The following page describes import performance best practices.

Import Job Settings

For improved performance when working with fileshare data on ADLS, we highly recommend using extracted text or other long text files encoded in UTF-16. By doing so, you can avoid the need for conversion to the correct encoding, leading to significant time savings in your document and image workflows.

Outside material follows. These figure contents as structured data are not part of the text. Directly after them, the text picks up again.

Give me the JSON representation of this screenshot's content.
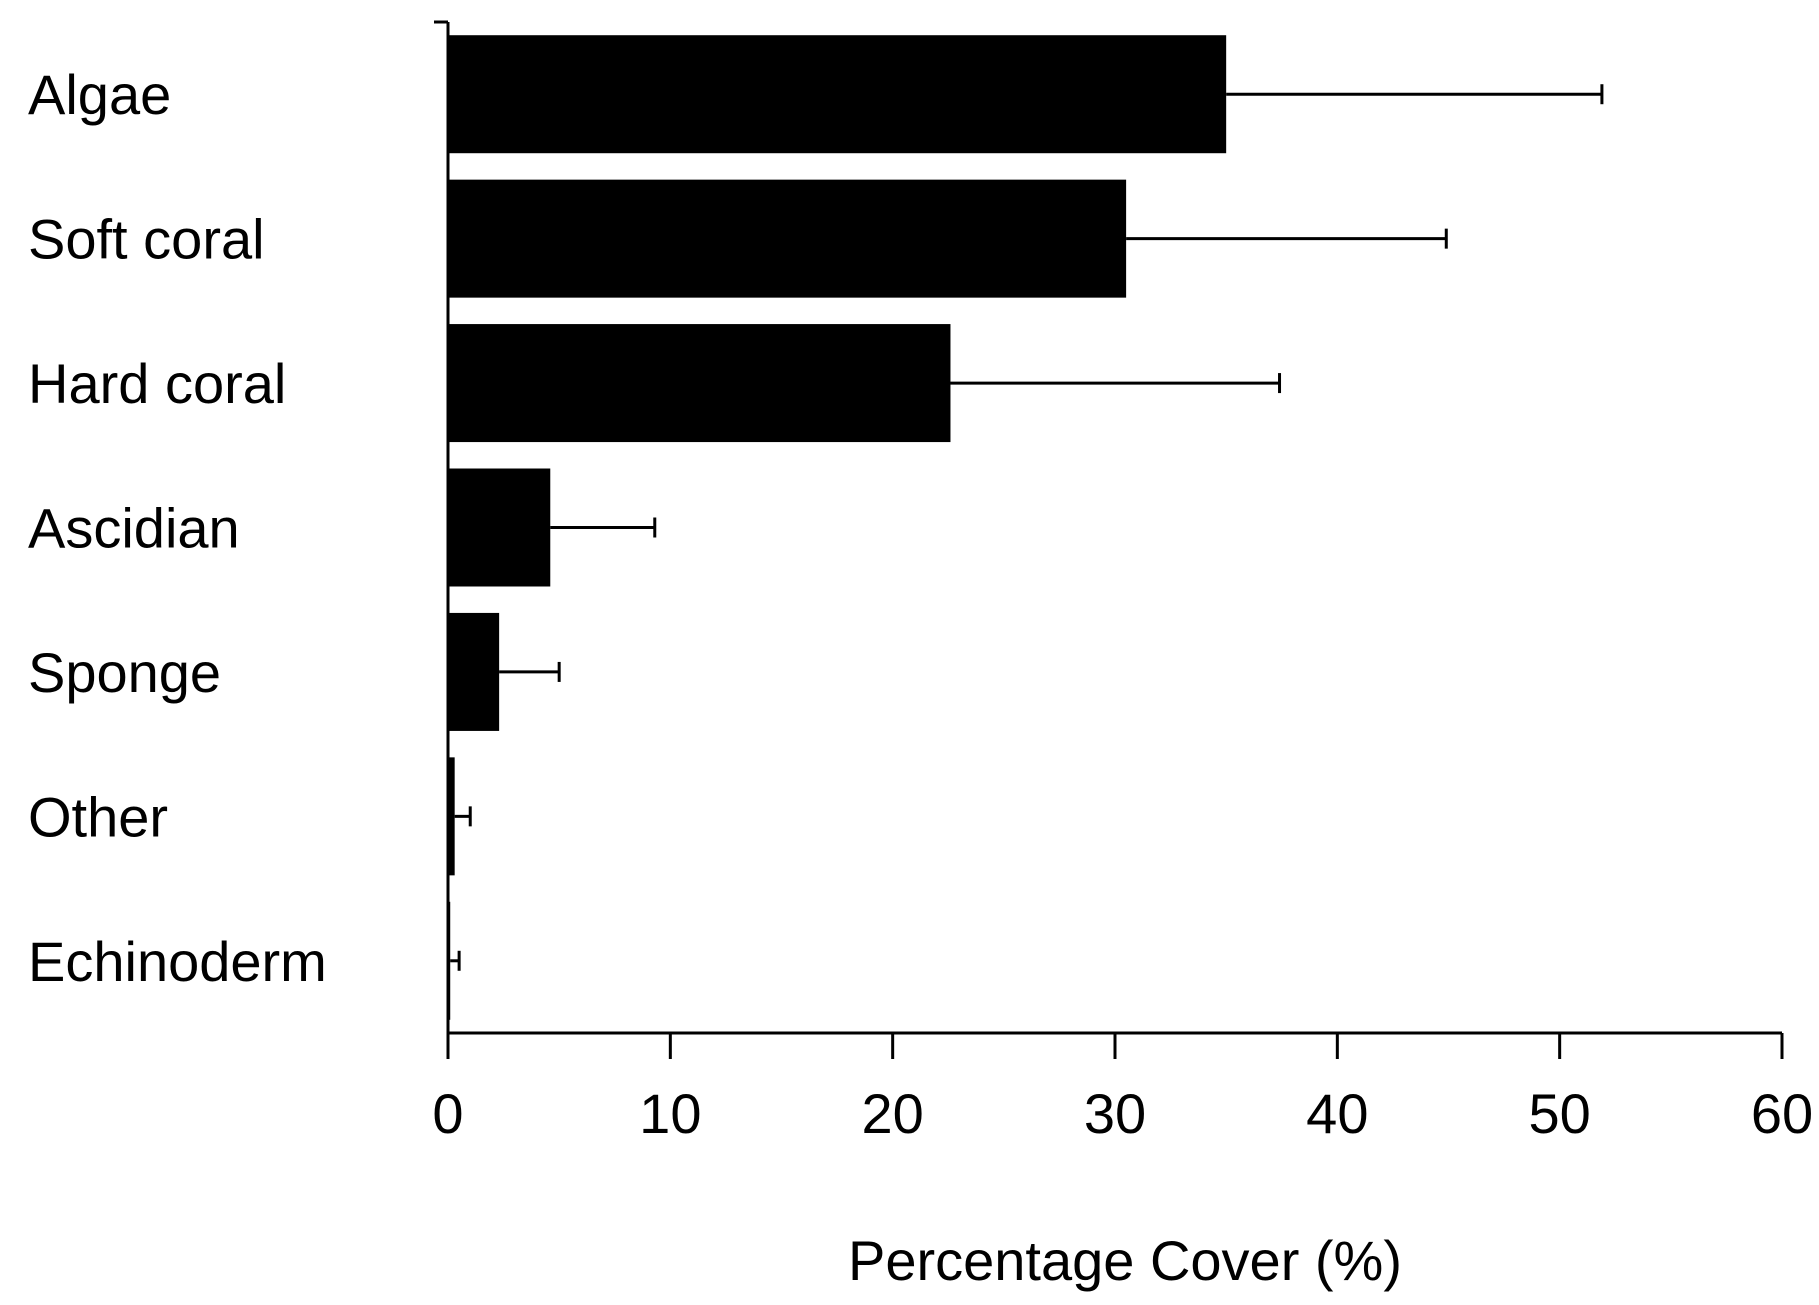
{
  "chart_data": {
    "type": "bar",
    "orientation": "horizontal",
    "title": "",
    "xlabel": "Percentage Cover (%)",
    "ylabel": "",
    "xlim": [
      0,
      60
    ],
    "xticks": [
      0,
      10,
      20,
      30,
      40,
      50,
      60
    ],
    "grid": false,
    "legend": "none",
    "categories": [
      "Algae",
      "Soft coral",
      "Hard coral",
      "Ascidian",
      "Sponge",
      "Other",
      "Echinoderm"
    ],
    "values": [
      35.0,
      30.5,
      22.6,
      4.6,
      2.3,
      0.3,
      0.1
    ],
    "error_upper": [
      16.9,
      14.4,
      14.8,
      4.7,
      2.7,
      0.7,
      0.4
    ],
    "bar_color": "#000000"
  }
}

For the document workflow, set FieldMapping.Encoding to UTF-16. Similarly, for the image workflow, configure ImageSettings.ExtractedTextEncoding as UTF-16. With these settings in place, the conversion overhead is eliminated, and your files will be copied directly in the unicode encoding, resulting in faster processing times.

C# Builders

Copy
ImportDocumentSettings importDocuments = ImportDocumentSettingsBuilder.Create()
            .WithAppendMode()
            .WithNatives(x => x
                .WithFilePathDefinedInColumn(filePathColumnIndex)
                .WithFileNameDefinedInColumn(fileNameColumnIndex))
            .WithoutImages()
            .WithFieldsMapped(x => x
                .WithField(controlNumberColumnIndex, "Control Number")
                .WithExtractedTextField(extractedTextPathColumnIndex, e => e
                    .WithExtractedTextInSeparateFiles(f => f
                        .WithEncoding("UTF-16")
                        .WithFileSizeDefinedInColumn(fileSizeColumnIndex))))
            .WithoutFolders();


        ImportDocumentSettings importImages = ImportDocumentSettingsBuilder.Create()
            .WithAppendMode()
            .WithoutNatives()
            .WithImages(i => i
                .WithAutoNumberImages()
                .WithoutProduction()
                .WithExtractedText(e => e.WithEncoding("UTF-16"))
                .WithFileTypeAutoDetection())
            .WithoutFieldsMapped()
            .WithoutFolders();

FileSizeColumnIndex

Another valuable setting that can enhance performance is the FieldMapping.FileSizeColumnIndex. By configuring this setting, the need for additional file size calculations can be eliminated. The file sizes will be automatically extracted from the load file, streamlining the process and saving valuable processing time.

The FileSizeColumnIndex setting will only take effect if FieldMapping.ContainsFilePath is set to true, and the FieldMapping.Encoding is set to UTF-16. This property applies only to long text fields stored in Data Grid, including Extracted Text.